Within this structure, the main entrance opens to a small vestibule. The vestibule in itself is a section of a 12 x 1 meter long corridor which led to the keeper's quarters. The entrance to the tower, which has a 3.9 meter square base located in the center of the structure, is across the main entrance. On both sides of the tower base there were two 4.74m x 4.55m rooms one which served as the engineer's room and the other as a storeroom. North of the tower base the oil room was located. This one measures 3.6m x 1.5m. Therefore, from west to east a structural connection is formed by the storeroom, towers' base, oil room, engineer's room, and the corridor. This section links the keeper's quarters. These were arranged into two parallel sections running north to south and oriented of identical dimensions.

In order of disposition, first, came the living room, measuring 4.9m x 3.4m, followed by two sleeping rooms, measuring 3.5m x 3.5m each, and a kitchen-dining area, also 3.5m x 3.5m. The last three rooms connected to an 8.9m x 1m long corridor which reached the bathrooms. Each living room had three windows, the kitchens have two windows, and the dormitories, storeroom, and engineer's quarters had one window each.

The tower is a massive cylindrical structure, of 19m high—including the lantern—by a 2.5m inside diameter. It terminates in rectangular bracket-supporters for the cement circular gallery and cast-iron balustrade that encloses the cast-iron, copper, and glass 3rd order lantern. A cast-iron spiral stairway also led to the lantern that had vertical bars.

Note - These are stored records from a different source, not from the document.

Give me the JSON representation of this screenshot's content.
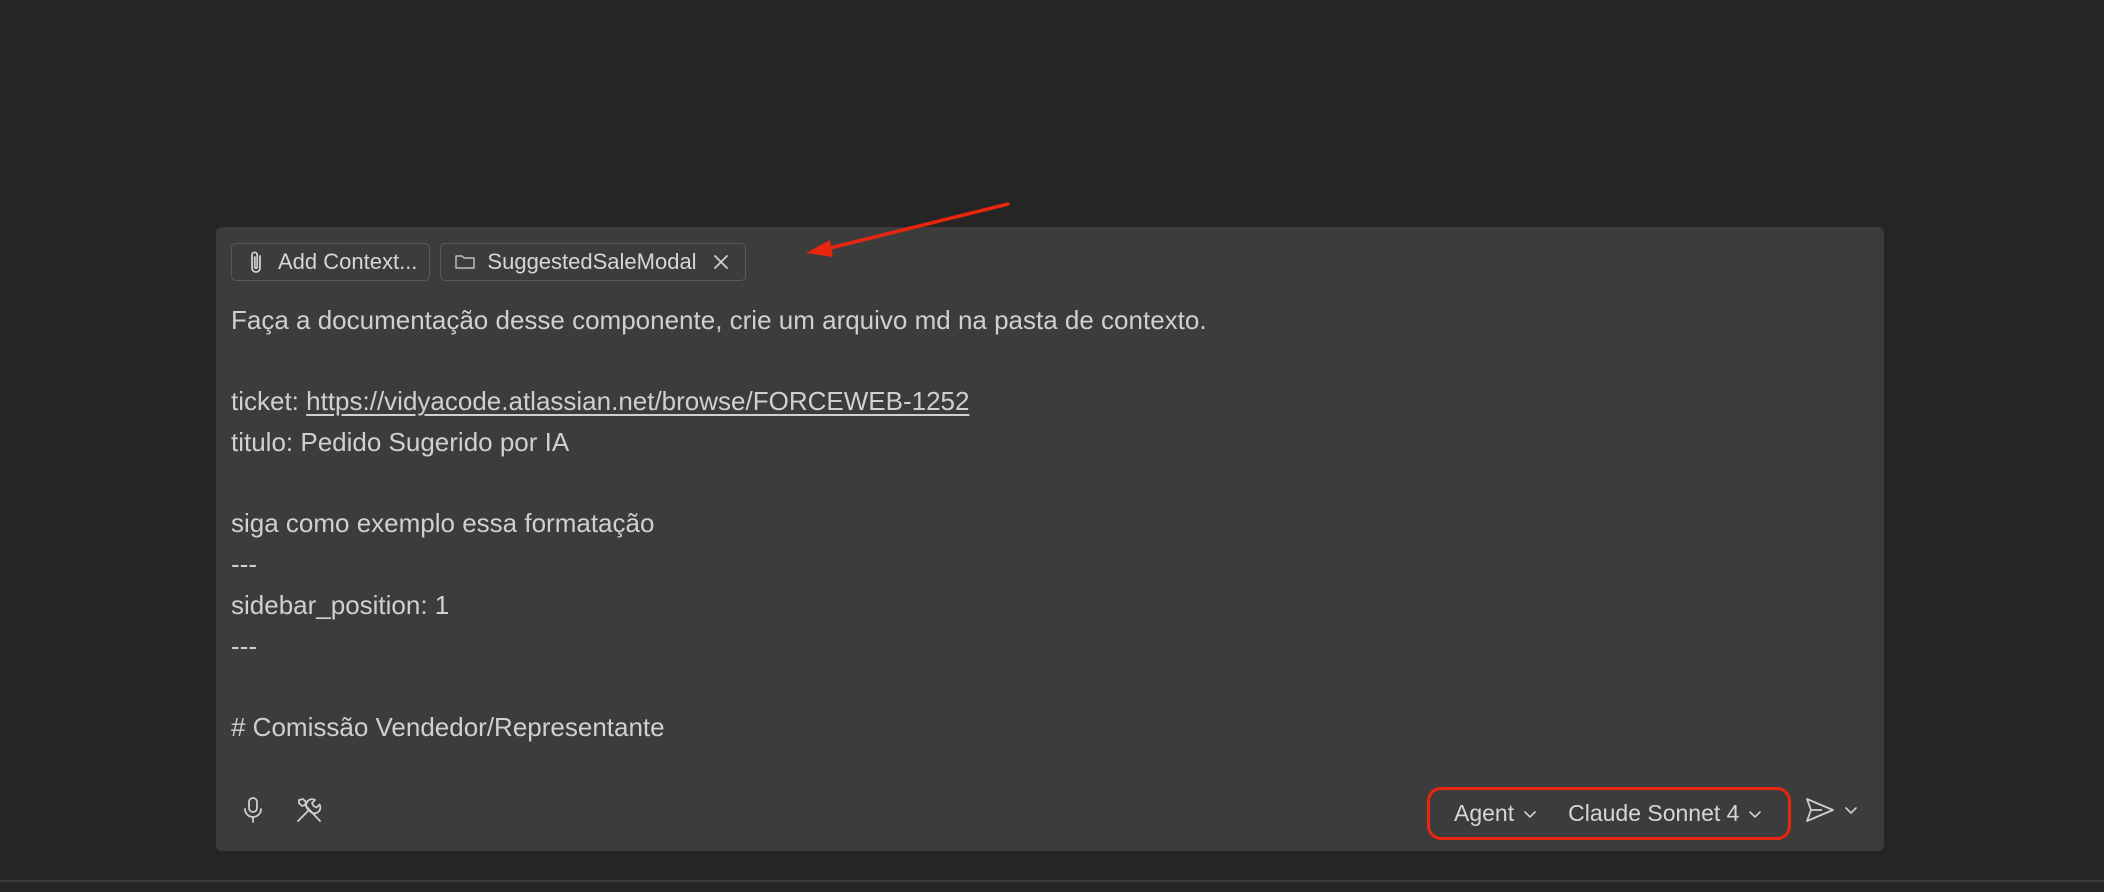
{
  "context_bar": {
    "add_context_label": "Add Context...",
    "attached_folder_label": "SuggestedSaleModal"
  },
  "message": {
    "line1": "Faça a documentação desse componente, crie um arquivo md na pasta de contexto.",
    "line2": "",
    "ticket_prefix": "ticket: ",
    "ticket_link": "https://vidyacode.atlassian.net/browse/FORCEWEB-1252",
    "line4": "titulo: Pedido Sugerido por IA",
    "line5": "",
    "line6": "siga como exemplo essa formatação",
    "line7": "---",
    "line8": "sidebar_position: 1",
    "line9": "---",
    "line10": "",
    "line11": "# Comissão Vendedor/Representante"
  },
  "toolbar": {
    "mode_label": "Agent",
    "model_label": "Claude Sonnet 4"
  },
  "colors": {
    "highlight": "#e8260f",
    "panel_bg": "#3c3c3c",
    "page_bg": "#252526"
  },
  "icons": [
    "paperclip-icon",
    "folder-icon",
    "close-icon",
    "microphone-icon",
    "tools-icon",
    "chevron-down-icon",
    "send-icon"
  ]
}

The original illuminating apparatus was an 1885, lenticular 3rd order lens, manufactured by Sautter, Lemonnier & Company of France. The central drum measured 1 meter in diameter. It had six panels of which three were flashing panels. In each panel of the central drum there were seven elements; each panel above central drum had eleven prisms and four prisms below. The flashes were produced by the central revolving drum mounted on a chariot activated by a clock work system. The clock cord descended through the central column in the stairway. The mechanism was protected by a circular iron and glass case. The original light characteristic showed a white flash every 3 seconds and had an 18-mile range. In 1923 the light characteristics were changed. In 1945 the light was electrified. It was also changed into an automatic, unwatched light that exhibited the original characteristics. The structure was abandoned and boarded up. The lens was replaced by a 500mm lens. No record has been found which indicates that major structural changes or alterations were introduced in the dwelling. The decorative elements are purely neo-classic especially its cornices and pediment.